A recent poll to our Facebook audience revealed that they find the biggest drawback of conversational AI to be users’ fear of its capabilities in the future, such as automation overtaking jobs. What solutions to this concern would you propose?
There is no technological solution against this. AI will take over many of our jobs sooner or later. Already we see that AI can perform many functionalities much better than we humans can. Only recently, researchers from Salesforce showed that the AI economist is better capable of running a society, making it more equal, than we humans. The focus should not be on preventing AI from taking over jobs but organizing our society in such a way that humans and machines can exist in harmony.

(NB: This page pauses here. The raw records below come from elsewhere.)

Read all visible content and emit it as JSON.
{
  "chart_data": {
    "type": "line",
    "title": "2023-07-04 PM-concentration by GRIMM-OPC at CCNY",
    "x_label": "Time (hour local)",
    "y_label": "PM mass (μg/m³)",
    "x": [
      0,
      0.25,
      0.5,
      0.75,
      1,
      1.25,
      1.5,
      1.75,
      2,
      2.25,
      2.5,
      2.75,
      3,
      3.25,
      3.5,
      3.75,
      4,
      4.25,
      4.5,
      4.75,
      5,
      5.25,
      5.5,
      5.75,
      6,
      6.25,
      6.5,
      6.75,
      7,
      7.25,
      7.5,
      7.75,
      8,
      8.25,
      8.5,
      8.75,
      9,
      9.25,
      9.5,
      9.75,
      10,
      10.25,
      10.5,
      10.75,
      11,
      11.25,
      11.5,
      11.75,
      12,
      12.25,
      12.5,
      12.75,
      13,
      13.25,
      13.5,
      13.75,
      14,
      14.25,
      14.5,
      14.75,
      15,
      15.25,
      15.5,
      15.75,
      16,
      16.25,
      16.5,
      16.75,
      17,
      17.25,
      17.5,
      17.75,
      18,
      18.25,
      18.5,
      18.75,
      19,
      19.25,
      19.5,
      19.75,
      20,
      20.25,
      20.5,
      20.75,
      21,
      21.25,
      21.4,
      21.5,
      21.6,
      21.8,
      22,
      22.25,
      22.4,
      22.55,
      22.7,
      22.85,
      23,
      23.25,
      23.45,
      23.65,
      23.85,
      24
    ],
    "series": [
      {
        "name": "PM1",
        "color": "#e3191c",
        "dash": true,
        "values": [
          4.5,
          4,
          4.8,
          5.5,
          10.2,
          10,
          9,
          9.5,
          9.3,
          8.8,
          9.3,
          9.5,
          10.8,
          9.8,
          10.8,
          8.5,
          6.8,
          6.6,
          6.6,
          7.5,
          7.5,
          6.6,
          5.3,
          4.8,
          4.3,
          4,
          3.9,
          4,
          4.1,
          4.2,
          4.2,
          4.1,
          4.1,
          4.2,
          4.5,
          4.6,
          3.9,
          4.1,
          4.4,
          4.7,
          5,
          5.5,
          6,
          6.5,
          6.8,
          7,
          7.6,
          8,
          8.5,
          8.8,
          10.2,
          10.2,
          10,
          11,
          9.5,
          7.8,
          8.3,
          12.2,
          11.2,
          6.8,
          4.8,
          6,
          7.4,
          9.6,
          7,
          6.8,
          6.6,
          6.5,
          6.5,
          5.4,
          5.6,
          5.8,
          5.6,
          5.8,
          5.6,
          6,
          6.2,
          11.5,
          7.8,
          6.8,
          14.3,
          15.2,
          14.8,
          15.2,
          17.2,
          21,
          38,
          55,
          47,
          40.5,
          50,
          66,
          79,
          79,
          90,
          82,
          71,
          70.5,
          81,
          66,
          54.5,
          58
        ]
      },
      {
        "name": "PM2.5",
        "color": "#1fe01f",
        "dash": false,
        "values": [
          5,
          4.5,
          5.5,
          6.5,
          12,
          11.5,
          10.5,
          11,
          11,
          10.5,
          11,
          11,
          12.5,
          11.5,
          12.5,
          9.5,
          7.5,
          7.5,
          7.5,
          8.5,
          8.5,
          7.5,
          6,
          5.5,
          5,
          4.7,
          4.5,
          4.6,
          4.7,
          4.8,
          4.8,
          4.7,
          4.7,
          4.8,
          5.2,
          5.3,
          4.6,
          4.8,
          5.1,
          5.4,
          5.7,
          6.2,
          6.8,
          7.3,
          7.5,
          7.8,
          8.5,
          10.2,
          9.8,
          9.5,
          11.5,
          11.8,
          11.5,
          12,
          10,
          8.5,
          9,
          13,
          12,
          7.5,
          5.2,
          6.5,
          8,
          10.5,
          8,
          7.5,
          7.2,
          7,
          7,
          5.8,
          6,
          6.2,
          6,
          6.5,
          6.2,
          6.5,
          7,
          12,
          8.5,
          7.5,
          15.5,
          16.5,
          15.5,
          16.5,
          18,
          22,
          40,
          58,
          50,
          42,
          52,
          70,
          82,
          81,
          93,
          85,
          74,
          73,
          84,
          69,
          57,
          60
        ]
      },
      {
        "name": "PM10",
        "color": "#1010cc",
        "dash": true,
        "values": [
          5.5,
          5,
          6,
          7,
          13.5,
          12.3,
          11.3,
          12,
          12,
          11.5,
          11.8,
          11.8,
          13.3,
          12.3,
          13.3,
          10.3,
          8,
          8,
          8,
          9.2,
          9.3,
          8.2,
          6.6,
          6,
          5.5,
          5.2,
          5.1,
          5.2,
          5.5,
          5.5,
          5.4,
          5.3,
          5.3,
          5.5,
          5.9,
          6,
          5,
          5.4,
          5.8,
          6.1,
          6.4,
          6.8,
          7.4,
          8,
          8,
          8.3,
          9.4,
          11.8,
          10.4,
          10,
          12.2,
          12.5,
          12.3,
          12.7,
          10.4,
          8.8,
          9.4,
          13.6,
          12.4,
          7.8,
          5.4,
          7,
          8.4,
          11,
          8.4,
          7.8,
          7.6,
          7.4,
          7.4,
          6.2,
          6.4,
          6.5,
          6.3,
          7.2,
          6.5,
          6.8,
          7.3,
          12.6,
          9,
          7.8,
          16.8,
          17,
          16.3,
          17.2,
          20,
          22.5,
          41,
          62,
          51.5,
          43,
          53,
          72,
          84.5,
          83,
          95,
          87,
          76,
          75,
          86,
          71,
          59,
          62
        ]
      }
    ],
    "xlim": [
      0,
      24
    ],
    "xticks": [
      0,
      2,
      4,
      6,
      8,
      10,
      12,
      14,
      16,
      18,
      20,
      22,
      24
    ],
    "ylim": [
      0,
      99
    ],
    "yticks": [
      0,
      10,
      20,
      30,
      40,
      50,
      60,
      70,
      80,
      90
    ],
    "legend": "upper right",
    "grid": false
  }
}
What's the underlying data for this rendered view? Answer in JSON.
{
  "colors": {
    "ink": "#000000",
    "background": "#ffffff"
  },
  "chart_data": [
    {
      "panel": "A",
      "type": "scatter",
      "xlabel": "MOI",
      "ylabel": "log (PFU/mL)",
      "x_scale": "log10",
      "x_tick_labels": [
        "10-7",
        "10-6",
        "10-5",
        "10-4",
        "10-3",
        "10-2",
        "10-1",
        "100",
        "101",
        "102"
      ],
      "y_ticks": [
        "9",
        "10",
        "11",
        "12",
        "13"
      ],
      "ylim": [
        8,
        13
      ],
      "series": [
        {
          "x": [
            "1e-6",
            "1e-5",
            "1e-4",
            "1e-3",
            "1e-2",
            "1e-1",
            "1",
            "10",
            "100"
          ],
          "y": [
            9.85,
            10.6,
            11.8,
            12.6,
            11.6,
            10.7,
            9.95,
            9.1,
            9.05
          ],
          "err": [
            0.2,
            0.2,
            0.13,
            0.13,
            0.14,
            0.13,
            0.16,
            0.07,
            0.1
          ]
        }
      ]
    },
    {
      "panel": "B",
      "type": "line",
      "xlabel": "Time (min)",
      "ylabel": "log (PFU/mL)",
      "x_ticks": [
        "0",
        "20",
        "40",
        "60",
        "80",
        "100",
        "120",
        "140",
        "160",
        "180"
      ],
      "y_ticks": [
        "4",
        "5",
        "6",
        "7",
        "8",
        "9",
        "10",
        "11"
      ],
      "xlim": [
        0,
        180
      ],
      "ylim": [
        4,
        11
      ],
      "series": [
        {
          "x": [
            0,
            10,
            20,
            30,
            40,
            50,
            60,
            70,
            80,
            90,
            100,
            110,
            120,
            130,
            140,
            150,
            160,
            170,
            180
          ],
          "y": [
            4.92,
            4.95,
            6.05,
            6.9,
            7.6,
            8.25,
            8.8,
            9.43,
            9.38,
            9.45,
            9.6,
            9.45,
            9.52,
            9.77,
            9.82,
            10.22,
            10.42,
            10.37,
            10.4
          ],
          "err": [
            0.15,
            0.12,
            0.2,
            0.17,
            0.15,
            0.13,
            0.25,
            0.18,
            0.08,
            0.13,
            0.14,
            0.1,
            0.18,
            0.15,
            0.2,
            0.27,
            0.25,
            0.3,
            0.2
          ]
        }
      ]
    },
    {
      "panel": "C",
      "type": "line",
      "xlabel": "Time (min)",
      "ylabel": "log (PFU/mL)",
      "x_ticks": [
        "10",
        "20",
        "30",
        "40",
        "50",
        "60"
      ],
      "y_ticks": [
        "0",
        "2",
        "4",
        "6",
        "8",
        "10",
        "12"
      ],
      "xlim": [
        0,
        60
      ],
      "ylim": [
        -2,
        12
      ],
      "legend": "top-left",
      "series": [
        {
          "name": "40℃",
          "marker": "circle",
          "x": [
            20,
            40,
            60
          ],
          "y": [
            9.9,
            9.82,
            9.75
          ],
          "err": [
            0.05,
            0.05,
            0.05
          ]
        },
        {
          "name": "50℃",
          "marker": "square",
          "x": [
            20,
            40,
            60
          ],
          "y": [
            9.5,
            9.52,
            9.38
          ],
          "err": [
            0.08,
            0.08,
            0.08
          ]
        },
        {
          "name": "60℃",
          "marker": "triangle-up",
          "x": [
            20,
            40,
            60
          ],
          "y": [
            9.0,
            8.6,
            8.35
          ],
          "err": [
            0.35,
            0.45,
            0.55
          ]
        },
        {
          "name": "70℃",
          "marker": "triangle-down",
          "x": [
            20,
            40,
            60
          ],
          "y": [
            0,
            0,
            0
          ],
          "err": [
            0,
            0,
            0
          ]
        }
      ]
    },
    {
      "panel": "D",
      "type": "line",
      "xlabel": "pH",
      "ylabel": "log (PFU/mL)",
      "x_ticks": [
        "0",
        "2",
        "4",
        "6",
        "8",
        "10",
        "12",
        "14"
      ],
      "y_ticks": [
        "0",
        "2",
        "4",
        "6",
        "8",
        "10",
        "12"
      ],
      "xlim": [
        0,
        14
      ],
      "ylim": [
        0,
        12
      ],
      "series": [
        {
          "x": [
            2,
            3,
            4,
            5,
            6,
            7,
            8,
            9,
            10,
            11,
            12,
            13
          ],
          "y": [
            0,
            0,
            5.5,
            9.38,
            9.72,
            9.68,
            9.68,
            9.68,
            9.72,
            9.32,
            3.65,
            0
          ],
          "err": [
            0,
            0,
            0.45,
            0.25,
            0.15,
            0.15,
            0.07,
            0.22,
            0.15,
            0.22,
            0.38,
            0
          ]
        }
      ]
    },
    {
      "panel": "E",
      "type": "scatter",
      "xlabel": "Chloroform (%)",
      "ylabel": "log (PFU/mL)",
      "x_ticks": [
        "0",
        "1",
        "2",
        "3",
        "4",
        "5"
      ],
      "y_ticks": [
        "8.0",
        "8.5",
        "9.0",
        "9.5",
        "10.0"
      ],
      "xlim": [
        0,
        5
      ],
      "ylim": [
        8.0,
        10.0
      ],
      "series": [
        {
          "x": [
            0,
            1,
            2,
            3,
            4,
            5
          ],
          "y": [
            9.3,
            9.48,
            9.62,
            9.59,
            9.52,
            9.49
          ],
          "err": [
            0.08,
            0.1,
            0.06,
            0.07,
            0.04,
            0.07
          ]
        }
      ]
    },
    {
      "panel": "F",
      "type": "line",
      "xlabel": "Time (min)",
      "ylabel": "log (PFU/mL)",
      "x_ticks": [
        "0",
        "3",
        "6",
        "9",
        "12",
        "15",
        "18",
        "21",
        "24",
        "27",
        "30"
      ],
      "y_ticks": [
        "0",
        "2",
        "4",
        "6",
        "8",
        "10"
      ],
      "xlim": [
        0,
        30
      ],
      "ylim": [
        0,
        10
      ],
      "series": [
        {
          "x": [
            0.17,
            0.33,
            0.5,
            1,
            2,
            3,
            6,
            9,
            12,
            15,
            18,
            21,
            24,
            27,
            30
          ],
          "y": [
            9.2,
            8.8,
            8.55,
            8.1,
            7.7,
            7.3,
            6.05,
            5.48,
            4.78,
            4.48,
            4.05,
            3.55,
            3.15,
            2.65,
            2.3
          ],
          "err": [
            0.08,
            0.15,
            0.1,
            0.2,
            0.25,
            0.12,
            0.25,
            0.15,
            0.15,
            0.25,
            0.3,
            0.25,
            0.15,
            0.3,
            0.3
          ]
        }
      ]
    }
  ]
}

Our audience also prefers to develop and interact with more voice bots in the future. Why do you think this preference exists, and what advice do you have for new developers?
The ability to talk to a computer as if you are talking to a human has been a vision of the future for very long. That vision is still quite far away I believe, but we are getting better at it. Being able to talk to a computer is a lot easier, and faster, than having to write to a computer, which explains this preference.
What is the “next big thing” in making artificial intelligence more human-like?
I would say the capability to hold fluent conversations, whether in writing or using speech. Technologies such as GPT-3 certainly contribute to this and the recent article in The Guardian written by GPT-3 shows how far we have come already. In the next 5-10 years, these developments will only go further, resulting in ever-more human-like AI.
What conversational AI trend(s) do you expect will take over the industry in the next year? The next five years?
The main trend that I see is more advanced chatbots being implemented for customer support. Thanks to new technologies, these chatbots will become more advanced and will be able to connect to multiple data sources resulting in more relevant answers to customers’ questions.
There is so much potential in automated conversation, automated two-way texting,
Real automated conversations between a human and a robot on your phone through text message
Is it important to have a wide array of tools and platforms available for conversational AI development at this stage of the market? Or do you think focusing all our efforts on just one or two platforms is better? Would interoperability across development tools, libraries, and platforms help the market grow?
Similar to other areas in technology, I believe that the best way forward is enabling interoperability across tools, libraries, and platforms. This would allow chatbot and application developers to create a tailor-made solution for the challenge they aim to solve, without being restrained by one or another platform. However, it is important that the various tools can collaborate with each other, hence the need for interoperability, which could be a catalyst for the industry.